O Japão prepara-se para dar um passo gigante na exploração espacial ao enviar uma sonda até Phobos, uma das luas de Marte. A missão da Agência de Exploração Aeroespacial do Japão tem lançamento agendado para o dia 20 de Outubro de 2026 a partir do Centro Espacial de Tanegashima. O objectivo principal passa por recolher um mínimo de 10 gramas de material da superfície lunar e trazer tudo de volta para a Terra, o que fará desta a primeira iniciativa a devolver amostras de um satélite natural que orbita o planeta vermelho. A viagem da missão MMX vai demorar cerca de 1 ano a chegar ao sistema marciano, onde vai passar 3 anos a operar antes de iniciar a viagem de regresso de 1 ano, com a chegada das amostras prevista para 2031.
O desafio da aterragem autónoma
Pousar em Phobos será um dos maiores obstáculos técnicos desta empreitada. A lua é pequena, com um raio de aproximadamente 11 quilómetros, mas a sua gravidade é muito mais forte do que a do asteróide Ryugu, onde os japoneses já tinham aterrado uma sonda. Ao mesmo tempo, a força gravitacional é muito inferior à da nossa Lua, o que deixa a nave num meio-termo complicado. A sonda não pode usar uma aproximação lenta porque gastaria demasiado combustível, nem pode depender de técnicas desenhadas para a exploração lunar tradicional. Como as comunicações com a Terra podem sofrer um atraso de até 20 minutos, o controlo em tempo real é impossível. Assim, a nave vai tomar decisões de forma autónoma ao comparar a superfície com mapas de crateras existentes para ajustar a sua posição. Abaixo dos 300 metros de altitude, o sistema vai procurar mudanças de elevação inesperadas e, se detectar problemas, pode mudar de local ou abortar a tentativa.
Engenharia e recolha de amostras
A nave principal foi desenhada pela empresa Mitsubishi Electric e vai ser lançada com uma massa de 4480 quilogramas, com mais de 50% desse peso a corresponder a combustível. O veículo transporta reservas separadas para a viagem de ida, para as operações perto do planeta e para o regresso à Terra. Antes da tentativa principal de aterragem, será libertado um pequeno robô chamado IDEFIX, desenvolvido pelas agências espaciais de França e da Alemanha, que vai explorar Phobos durante cerca de 100 dias para avaliar as condições da superfície. Para a recolha de material, a missão vai utilizar um braço robótico que perfura o solo e guarda os detritos em tubos cilíndricos, além de incluir um dispositivo de amostragem a gás nitrogénio criado originalmente pela NASA para capturar poeira fina.
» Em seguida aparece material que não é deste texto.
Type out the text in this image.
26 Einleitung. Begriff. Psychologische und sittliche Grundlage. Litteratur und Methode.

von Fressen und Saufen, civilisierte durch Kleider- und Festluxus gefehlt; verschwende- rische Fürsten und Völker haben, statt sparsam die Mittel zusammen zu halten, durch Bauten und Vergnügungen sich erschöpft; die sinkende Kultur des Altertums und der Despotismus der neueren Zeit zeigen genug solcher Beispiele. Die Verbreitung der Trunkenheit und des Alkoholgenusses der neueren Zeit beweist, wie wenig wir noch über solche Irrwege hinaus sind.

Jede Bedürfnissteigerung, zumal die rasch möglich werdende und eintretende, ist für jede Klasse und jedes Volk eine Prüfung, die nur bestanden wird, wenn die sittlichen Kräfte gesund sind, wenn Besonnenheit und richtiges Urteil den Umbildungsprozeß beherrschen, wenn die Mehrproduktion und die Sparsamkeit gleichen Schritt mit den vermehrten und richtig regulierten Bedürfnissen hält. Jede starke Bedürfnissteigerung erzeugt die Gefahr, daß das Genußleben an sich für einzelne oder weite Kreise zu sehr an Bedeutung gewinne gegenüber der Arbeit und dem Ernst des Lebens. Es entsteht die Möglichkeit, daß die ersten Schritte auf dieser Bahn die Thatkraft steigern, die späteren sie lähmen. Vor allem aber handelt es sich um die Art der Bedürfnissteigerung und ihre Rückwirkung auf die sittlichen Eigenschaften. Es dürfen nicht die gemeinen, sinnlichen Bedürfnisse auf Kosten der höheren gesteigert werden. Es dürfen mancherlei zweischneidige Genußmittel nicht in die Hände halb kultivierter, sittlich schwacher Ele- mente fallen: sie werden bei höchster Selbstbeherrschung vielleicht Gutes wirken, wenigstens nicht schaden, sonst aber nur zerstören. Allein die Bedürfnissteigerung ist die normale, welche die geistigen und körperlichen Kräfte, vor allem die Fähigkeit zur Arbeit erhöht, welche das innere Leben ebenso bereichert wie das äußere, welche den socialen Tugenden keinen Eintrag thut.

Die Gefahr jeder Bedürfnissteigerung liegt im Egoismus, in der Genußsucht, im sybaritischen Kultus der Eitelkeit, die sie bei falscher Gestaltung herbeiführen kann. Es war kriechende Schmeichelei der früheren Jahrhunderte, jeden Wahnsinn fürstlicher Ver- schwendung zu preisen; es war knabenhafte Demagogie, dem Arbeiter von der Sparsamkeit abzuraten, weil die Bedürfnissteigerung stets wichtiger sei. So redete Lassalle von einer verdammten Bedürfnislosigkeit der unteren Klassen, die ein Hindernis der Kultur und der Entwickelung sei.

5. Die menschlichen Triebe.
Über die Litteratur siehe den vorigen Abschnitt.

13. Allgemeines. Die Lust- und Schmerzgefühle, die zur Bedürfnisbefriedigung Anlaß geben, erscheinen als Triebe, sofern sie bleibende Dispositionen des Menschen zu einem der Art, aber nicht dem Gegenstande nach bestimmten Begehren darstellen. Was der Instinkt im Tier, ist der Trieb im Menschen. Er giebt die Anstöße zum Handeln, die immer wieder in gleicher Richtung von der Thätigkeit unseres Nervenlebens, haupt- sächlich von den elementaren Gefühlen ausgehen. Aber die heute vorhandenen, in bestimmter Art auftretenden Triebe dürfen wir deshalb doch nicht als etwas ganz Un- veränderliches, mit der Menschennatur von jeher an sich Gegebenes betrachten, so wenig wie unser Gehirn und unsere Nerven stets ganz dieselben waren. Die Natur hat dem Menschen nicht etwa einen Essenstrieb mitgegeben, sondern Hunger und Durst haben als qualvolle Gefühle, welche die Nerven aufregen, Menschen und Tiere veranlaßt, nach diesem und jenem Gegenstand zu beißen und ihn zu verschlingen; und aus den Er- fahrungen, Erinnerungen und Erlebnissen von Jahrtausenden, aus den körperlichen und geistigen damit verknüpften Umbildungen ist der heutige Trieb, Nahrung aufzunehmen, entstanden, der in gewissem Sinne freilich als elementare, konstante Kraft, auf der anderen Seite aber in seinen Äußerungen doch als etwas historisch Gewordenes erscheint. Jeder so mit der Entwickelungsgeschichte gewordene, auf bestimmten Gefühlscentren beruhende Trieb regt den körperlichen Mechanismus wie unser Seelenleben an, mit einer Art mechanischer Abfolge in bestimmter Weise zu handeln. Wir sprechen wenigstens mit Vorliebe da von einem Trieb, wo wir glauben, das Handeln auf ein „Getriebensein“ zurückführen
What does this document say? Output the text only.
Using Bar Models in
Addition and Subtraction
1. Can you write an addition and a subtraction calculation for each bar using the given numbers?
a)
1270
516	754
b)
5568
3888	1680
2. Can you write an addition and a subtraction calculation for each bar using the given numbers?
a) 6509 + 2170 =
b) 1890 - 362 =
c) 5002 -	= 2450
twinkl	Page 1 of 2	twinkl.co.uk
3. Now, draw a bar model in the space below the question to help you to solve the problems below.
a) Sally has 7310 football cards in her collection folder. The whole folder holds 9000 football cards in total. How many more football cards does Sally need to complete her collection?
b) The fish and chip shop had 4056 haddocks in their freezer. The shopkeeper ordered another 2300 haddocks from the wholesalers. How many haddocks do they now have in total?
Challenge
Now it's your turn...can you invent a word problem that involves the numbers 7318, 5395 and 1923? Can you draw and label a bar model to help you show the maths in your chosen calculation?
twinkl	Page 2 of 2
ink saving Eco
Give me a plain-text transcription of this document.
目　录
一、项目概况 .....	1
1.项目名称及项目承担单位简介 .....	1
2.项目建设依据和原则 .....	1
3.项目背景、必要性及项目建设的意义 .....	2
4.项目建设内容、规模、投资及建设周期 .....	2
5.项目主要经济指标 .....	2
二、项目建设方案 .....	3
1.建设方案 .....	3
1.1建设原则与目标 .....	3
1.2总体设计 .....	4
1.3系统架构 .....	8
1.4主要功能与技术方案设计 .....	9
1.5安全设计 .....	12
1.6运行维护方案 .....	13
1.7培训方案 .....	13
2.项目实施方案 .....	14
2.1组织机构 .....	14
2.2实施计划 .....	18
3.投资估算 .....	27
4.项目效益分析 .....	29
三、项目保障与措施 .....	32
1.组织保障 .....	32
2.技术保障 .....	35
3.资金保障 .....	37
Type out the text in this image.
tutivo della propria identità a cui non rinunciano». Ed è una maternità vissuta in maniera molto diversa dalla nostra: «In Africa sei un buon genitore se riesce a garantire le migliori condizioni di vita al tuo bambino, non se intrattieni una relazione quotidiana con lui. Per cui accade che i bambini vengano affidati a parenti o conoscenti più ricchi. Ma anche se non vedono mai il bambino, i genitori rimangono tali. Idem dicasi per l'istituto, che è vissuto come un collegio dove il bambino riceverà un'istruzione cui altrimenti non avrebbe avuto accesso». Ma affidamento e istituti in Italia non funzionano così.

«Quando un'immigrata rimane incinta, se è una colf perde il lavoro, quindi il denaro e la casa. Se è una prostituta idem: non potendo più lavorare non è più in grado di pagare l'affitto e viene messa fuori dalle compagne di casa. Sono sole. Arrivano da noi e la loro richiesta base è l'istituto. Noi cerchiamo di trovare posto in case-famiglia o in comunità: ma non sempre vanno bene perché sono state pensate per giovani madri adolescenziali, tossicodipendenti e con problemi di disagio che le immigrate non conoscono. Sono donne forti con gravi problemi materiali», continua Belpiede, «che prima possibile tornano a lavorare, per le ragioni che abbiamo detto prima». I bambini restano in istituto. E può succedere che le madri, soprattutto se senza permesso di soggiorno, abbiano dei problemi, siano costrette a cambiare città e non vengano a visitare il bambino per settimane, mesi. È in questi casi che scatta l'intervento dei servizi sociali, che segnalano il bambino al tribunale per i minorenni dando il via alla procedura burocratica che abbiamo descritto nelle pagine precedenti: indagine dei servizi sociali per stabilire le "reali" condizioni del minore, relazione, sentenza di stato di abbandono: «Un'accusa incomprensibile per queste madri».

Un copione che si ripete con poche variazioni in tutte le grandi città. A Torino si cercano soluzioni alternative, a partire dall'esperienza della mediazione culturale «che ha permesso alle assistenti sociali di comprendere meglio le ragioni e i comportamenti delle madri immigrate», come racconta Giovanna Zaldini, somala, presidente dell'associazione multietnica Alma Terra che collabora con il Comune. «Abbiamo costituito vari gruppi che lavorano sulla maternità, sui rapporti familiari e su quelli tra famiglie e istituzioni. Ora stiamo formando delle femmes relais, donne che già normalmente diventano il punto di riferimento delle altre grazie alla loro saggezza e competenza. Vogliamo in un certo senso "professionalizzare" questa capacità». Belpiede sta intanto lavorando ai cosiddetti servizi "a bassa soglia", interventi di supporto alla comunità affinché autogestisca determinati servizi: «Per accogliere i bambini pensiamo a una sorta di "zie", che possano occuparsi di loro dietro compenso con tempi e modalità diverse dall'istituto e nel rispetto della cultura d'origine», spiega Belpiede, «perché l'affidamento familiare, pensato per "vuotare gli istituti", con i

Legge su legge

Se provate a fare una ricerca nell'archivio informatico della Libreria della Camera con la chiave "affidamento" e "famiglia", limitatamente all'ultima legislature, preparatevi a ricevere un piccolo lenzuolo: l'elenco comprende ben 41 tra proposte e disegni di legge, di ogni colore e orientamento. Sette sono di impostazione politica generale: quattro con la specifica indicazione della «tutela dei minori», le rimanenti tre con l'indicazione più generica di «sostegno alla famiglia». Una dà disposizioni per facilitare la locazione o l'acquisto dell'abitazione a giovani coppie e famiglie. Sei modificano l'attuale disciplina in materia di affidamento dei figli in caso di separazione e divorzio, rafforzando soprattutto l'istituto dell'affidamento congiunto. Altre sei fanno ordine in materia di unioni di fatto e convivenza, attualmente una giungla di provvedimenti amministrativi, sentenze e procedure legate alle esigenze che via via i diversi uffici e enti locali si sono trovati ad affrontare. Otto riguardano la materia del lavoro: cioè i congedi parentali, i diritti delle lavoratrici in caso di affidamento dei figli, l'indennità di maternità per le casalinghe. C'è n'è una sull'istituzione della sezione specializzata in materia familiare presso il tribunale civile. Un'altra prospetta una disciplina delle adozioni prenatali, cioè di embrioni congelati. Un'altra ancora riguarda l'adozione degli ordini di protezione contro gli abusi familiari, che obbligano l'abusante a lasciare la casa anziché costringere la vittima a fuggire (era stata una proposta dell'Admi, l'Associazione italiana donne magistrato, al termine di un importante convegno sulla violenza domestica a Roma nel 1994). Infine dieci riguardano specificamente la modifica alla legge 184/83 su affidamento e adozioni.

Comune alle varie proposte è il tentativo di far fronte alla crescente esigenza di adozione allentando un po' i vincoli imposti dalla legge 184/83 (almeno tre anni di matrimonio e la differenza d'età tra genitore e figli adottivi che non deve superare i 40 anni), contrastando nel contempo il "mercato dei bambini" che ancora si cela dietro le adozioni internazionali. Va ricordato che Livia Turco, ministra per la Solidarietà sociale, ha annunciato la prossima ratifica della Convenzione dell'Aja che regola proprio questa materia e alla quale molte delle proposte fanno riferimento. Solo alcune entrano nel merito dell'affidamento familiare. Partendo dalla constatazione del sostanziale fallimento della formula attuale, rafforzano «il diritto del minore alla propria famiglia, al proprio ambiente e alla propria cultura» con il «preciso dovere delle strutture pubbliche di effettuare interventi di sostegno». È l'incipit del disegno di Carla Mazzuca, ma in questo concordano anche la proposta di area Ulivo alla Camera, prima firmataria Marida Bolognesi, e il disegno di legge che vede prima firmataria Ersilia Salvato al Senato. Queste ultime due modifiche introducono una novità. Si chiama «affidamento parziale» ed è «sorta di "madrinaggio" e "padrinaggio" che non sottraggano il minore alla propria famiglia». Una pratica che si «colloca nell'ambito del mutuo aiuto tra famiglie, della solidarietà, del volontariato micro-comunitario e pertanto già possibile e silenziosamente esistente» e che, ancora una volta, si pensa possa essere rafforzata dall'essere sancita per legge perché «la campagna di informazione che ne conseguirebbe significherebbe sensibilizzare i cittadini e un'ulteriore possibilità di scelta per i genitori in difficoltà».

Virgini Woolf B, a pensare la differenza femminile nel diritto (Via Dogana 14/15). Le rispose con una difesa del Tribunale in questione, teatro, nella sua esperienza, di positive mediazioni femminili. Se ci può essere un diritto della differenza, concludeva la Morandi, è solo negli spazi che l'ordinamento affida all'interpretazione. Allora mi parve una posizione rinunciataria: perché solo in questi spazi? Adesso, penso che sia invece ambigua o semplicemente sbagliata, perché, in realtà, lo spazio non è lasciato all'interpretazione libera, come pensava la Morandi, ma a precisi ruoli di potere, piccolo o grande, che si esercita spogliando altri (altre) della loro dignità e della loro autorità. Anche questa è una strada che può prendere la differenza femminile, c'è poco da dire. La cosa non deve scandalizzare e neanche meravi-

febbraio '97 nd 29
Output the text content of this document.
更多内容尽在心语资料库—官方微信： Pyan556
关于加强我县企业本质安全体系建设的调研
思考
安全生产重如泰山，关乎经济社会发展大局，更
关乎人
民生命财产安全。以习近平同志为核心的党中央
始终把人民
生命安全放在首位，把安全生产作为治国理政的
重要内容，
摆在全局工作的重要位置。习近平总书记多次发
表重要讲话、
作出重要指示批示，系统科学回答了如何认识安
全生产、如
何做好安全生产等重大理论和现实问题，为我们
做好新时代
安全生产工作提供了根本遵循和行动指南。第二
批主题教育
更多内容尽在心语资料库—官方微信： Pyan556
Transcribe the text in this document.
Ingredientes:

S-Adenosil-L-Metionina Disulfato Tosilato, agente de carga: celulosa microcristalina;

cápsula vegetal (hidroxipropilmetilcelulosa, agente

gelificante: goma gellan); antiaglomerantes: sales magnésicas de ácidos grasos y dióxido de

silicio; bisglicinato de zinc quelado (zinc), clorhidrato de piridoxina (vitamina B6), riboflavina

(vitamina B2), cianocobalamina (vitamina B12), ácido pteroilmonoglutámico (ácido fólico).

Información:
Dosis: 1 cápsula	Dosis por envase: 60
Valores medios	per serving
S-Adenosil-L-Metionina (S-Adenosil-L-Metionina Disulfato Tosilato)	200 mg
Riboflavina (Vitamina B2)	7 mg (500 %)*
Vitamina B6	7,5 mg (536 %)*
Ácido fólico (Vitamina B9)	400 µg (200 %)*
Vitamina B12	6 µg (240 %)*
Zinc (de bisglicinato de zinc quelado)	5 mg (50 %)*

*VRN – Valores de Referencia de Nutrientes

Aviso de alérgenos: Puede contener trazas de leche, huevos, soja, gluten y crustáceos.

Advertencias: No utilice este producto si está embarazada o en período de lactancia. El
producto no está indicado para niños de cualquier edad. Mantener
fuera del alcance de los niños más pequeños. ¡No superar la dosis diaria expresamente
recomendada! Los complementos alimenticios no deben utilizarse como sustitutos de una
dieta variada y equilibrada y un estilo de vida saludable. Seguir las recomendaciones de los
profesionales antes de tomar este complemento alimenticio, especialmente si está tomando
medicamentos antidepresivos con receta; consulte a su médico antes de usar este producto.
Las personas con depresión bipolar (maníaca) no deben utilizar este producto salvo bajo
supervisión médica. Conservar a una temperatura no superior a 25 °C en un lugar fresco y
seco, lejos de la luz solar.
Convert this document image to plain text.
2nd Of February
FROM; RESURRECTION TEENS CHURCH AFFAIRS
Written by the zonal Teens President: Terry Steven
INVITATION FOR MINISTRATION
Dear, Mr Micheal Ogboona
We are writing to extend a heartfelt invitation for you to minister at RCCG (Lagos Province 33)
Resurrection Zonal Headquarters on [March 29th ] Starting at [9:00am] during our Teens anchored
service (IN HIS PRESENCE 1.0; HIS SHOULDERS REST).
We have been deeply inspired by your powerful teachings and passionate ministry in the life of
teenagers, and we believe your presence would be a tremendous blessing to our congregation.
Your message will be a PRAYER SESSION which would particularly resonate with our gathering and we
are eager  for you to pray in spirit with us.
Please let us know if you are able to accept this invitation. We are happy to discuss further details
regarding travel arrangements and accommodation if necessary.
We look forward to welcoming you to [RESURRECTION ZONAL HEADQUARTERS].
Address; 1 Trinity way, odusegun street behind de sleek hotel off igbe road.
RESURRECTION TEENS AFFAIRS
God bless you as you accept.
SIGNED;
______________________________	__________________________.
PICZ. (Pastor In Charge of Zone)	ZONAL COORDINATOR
Os mistérios da formação de Marte
As amostras recolhidas podem ajudar os cientistas a determinar como Phobos e Deimos se formaram. Uma das teorias sugere que as luas nasceram a partir de detritos ejectados após uma grande colisão com Marte, enquanto outra hipótese defende que eram asteróides do sistema solar exterior que acabaram capturados pela gravidade do planeta. Os investigadores estimam ainda que cerca de 0.1% do material recolhido pela sonda possa ter origem no próprio planeta vermelho, uma vez que os impactos ao longo do tempo lançaram detritos marcianos para o espaço. Esta missão tem um custo estimado de 345 milhões de dólares e representa o primeiro lançamento de uma sonda japonesa para Marte em 28 anos, e serve também para testar sistemas de navegação que poderão apoiar futuras explorações.